Peu importe le ton adopté, Gold semble aborder les questions liées à l’exploitation d’une façon détaillée et honnête, encadrant bien le délicat équilibre entre l’abondance énergétique et les répercussions de l’exploitation. Il met en lumière un élément clé de cet équilibre qui a pendant trop longtemps échappé à l’industrie du gaz naturel, soit que le « fraccing » s’entend de l’hydrofracturation souterraine profonde et confinée du roc, alors que pour le grand public, le « fracking » couvre toutes les étapes allant des allées et venues du premier au dernier camion.
La question de la crise du marché de l’énergie qui a sévi en Californie en 2000-2001 est abordée longuement, dans une copieuse critique de Ralph Eads, le financier qui a travaillé avec Aubrey McClendon pour faire de Chesapeake Energy un géant de l’industrie. J’admets un léger préjugé de ma part, puisque j’y étais et que j’ai été collatéralement en cause dans cette crise; et l’explication de Gold est beaucoup trop simplifiée en vue de conclure à la culpabilité d’Eads et de son entreprise. Ce n’est pas exactement ainsi que les choses se sont passées, mais le fait d’être de l’histoire ancienne ne devrait pas miner l’intensité et l’engagement offert par l’ensemble du récit de Gold.
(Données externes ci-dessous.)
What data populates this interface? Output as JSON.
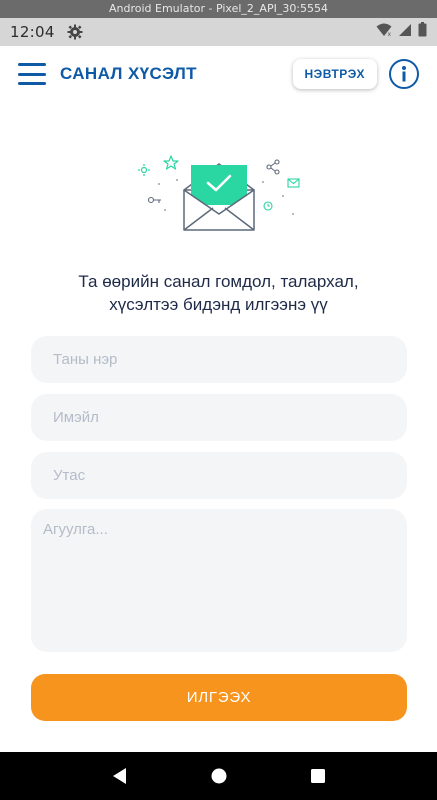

À plusieurs égards, il s’agit de l’histoire de gens bien ordinaires qui sont devenus plus grands que nature et qui, pour le meilleur et pour le pire, nous ont offert un riche filon énergétique et économique qui – si les États-Unis et le Canada parviennent à maintenir une trajectoire d’exploitation stable et acceptée, d’une façon propre et sûre – peut se poursuivre pour nombre de décennies à venir. Gold explique à juste titre et en profondeur comment les défis de l’hydrofracturation ont moins à voir avec les processus qu’avec l’intégrité fondamentale des puits. Sa description du processus physique de l’exploitation des puits, des problèmes qui peuvent survenir et de la façon de les éviter est juste et significative.
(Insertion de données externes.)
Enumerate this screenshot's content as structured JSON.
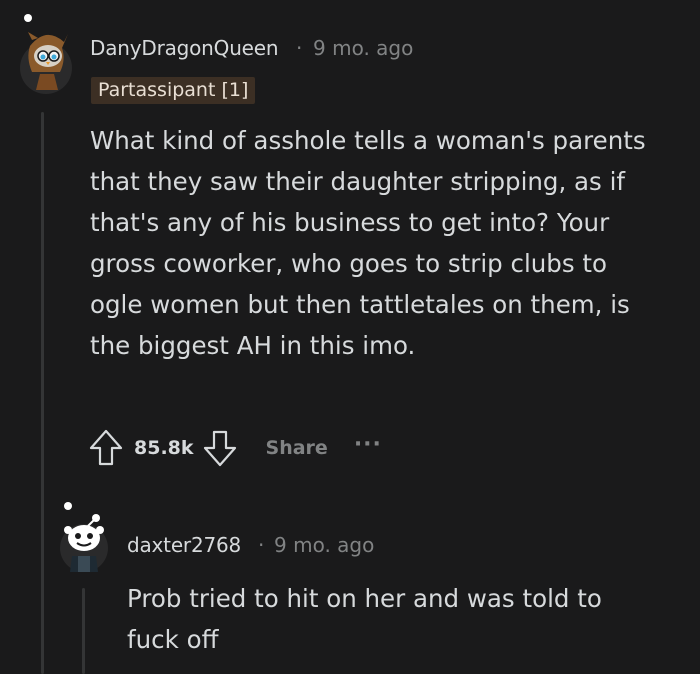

Dans l’ensemble, je dirais que toute personne souhaitant réellement obtenir une explication détaillée et divertissante de l’exploitation du schiste, des méthodes utilisées, de ce qu’elle représente et des questions qu’elle soulève, devrait lire ce livre, car c’est un ouvrage d’intérêt.
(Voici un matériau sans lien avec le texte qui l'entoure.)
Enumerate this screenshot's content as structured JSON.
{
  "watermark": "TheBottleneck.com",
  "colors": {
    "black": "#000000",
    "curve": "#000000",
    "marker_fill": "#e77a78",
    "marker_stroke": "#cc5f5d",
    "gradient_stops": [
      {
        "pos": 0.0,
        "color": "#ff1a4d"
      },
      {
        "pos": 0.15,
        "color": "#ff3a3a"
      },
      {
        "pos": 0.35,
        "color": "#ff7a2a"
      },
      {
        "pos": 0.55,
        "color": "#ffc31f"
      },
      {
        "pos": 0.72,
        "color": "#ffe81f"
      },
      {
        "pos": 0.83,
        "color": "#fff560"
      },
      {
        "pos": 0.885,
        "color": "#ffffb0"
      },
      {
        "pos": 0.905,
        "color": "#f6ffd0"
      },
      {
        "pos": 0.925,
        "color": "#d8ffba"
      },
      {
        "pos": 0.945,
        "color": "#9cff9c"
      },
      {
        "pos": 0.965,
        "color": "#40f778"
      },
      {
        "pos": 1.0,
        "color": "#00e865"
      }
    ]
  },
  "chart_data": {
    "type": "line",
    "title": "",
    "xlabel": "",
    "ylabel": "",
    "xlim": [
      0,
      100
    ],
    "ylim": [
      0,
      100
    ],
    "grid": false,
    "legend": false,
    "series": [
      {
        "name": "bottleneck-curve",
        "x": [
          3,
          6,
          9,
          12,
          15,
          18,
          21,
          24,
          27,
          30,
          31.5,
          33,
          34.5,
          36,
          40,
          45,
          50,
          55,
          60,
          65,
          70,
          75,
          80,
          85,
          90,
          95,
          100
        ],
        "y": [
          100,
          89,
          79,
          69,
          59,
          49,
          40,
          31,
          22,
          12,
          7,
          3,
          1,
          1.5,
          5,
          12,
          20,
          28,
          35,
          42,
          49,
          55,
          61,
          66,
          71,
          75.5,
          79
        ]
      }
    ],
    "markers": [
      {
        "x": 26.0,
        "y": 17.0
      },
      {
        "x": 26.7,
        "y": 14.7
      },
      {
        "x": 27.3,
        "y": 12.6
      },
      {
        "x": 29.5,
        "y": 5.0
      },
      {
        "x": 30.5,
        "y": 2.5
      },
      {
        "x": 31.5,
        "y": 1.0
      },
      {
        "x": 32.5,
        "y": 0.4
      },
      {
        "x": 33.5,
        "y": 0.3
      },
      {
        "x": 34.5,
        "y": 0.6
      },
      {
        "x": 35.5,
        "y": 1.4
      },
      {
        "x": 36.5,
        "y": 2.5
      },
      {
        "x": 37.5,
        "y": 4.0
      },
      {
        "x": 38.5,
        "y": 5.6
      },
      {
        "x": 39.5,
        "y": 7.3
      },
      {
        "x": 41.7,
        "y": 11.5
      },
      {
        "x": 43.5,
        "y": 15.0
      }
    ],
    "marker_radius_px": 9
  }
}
* Rick Smead est directeur général en services consultatifs pour RBN Energy LLC. Il se spécialise surtout dans le secteur du gaz naturel, offrant des analyses experts et des conseils stratégiques, du soutien au contentieux et des conseils stratégiques en matière de gazoducs, de fournitures potentielles et des initiatives du marché.